Wer kennt das nicht: Man will am Samstagvormittag nur schnell eine Packung Milch kaufen und an den Kassen stehen die Leute Schlange – oft die ältere Generation vor den regulären Kassen und die jüngere Generation vor den Self-Checkout-Kassen.
Mit dem langen Anstehen und mühsamen Scannen aller Produkte soll nun Schluss sein. Jedenfalls für den Online-Handelsgigant Amazon. Dieser startet einen Testversuch mit einem Lebensmittelgeschäft in Seattle – ohne Kassen.
So einfach soll es gehen: Am Eingang wird ein Strichcode in der kostenlosen Amazon-Go-App gescannt, so checkt man in das Geschäft ein.
Von nun an findet das Einkaufen gleichzeitig online als auch offline statt – was ich aus den Regalen nehme und in meinen Einkaufswagen lege, wird durch Sensoren gleichzeitig digital erfasst und wandert auch in meinen virtuellen Einkaufskorb.
Überlegt man es sich anders, kann man das Produkt zurück ins Regal stellen und wird automatisch aus der Einkaufsliste gelöscht.
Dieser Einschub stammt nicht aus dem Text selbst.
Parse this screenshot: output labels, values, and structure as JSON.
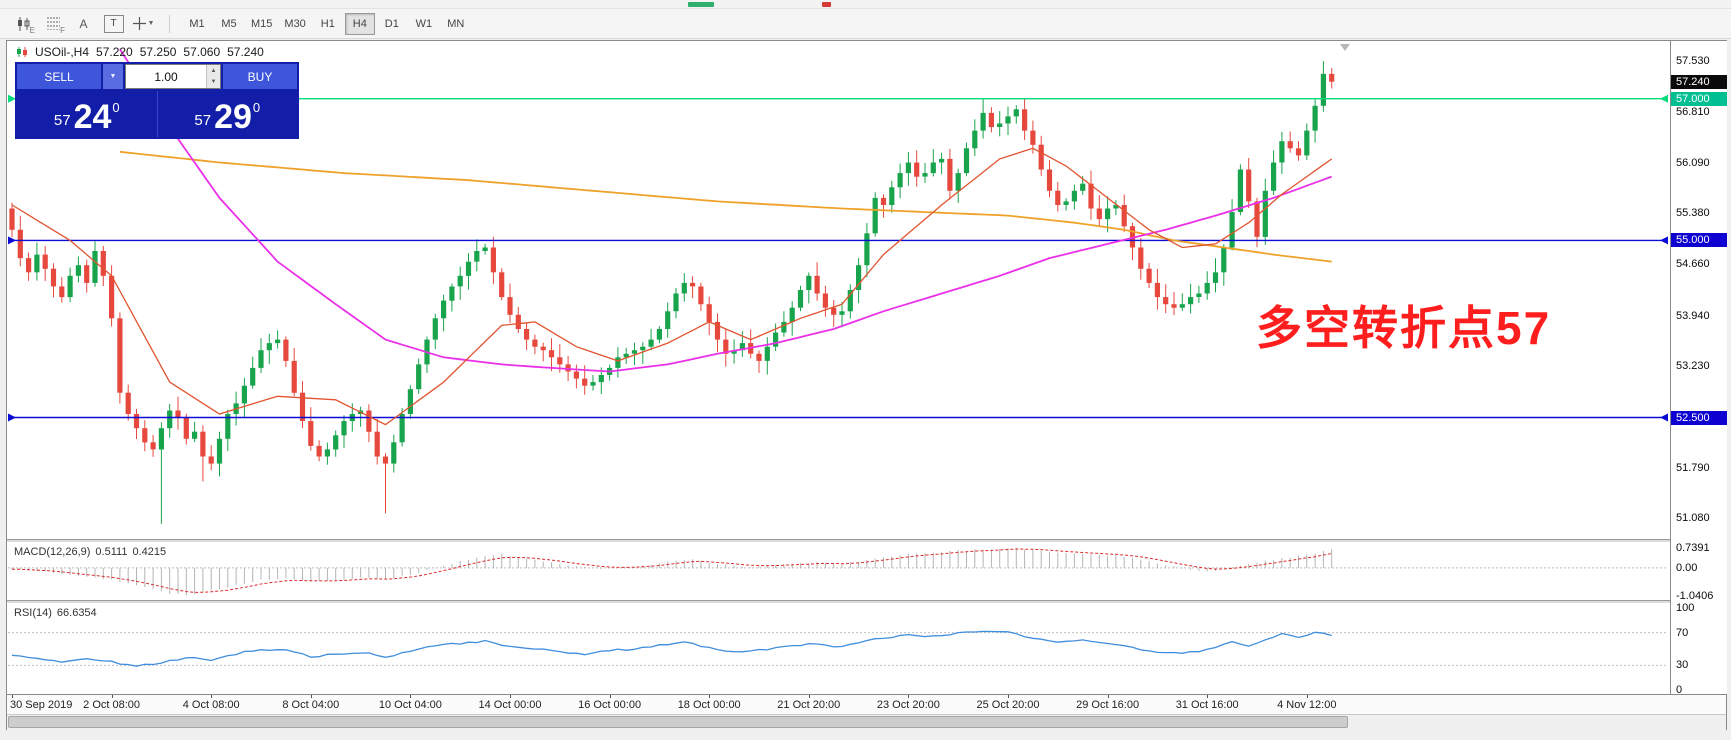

Vorausgesetzt, das Smartphone und die Sensor-Technik erfasst alles richtig.
Am Schluss kann ich den Laden schnurstracks verlassen. Die Rechnung wird beim Ausgang automatisch über mein Amazon-Konto abgebucht. Angeblich sei nicht einmal ein Checkout nötig.
Die Technik sei ähnlich wie bei selbstfahrenden Autos, erklärt Amazon. Dieses Konzept wird nun in Seattle in einem ersten Geschäft ausschliesslich von Amazon-Mitarbeiter getestet. Der erste öffentliche Laden soll voraussichtlich Anfang 2017 eröffnet werden.
Im Laden soll man alle möglichen Lebensmittel finden können, von frischen Nahrungsmittel bis hin zu Dosenfutter und Fertigprodukten. Köche sollen vor Ort Snacks und kleine Gerichte zubereiten.
Eine Neuheit ist das «Amazon Meal Kit», worin alle Zutaten enthalten sind, um zu Hause innerhalb 30 Minuten eine frische Mahlzeit zuzubereiten.
Dass Amazon Lebensmittel verkauft, ist nicht neu. Über den Service Amazon Fresh liefert der Online-Handel die Produkte den Kunden nach Hause. Wieso nun also dieser «Rückschritt» in Richtung offline?
Nach Einschätzung des Branchenanalysten Jan Dawson von Jackdaw Research kam der Internetriese zur Erkenntnis, dass sich nicht alle Waren für den Online-Versandhandel eignen. Gerade für solche Produkte soll Amazon Go also Amazon Fresh ergänzen.
Hunderte dieser Läden im Land wären eine echte Bedrohung für die bestehenden Supermarkt-Ketten, fügte er hinzu. Amazon strebt nicht nur Hunderte, sondern gar 2000 solcher Geschäfte an, heisst es im Wall Street Journal.
Die Idee, die Kassenbereiche abzuschaffen, ist in der Branche zwar nicht neu, doch für die Händler sind sie kostenintensiv, ohne dass die Kunden Zeit sparen. Automatisierte Abrechnungssysteme sind bisher über Versuchsstadien noch nicht hinausgekommen.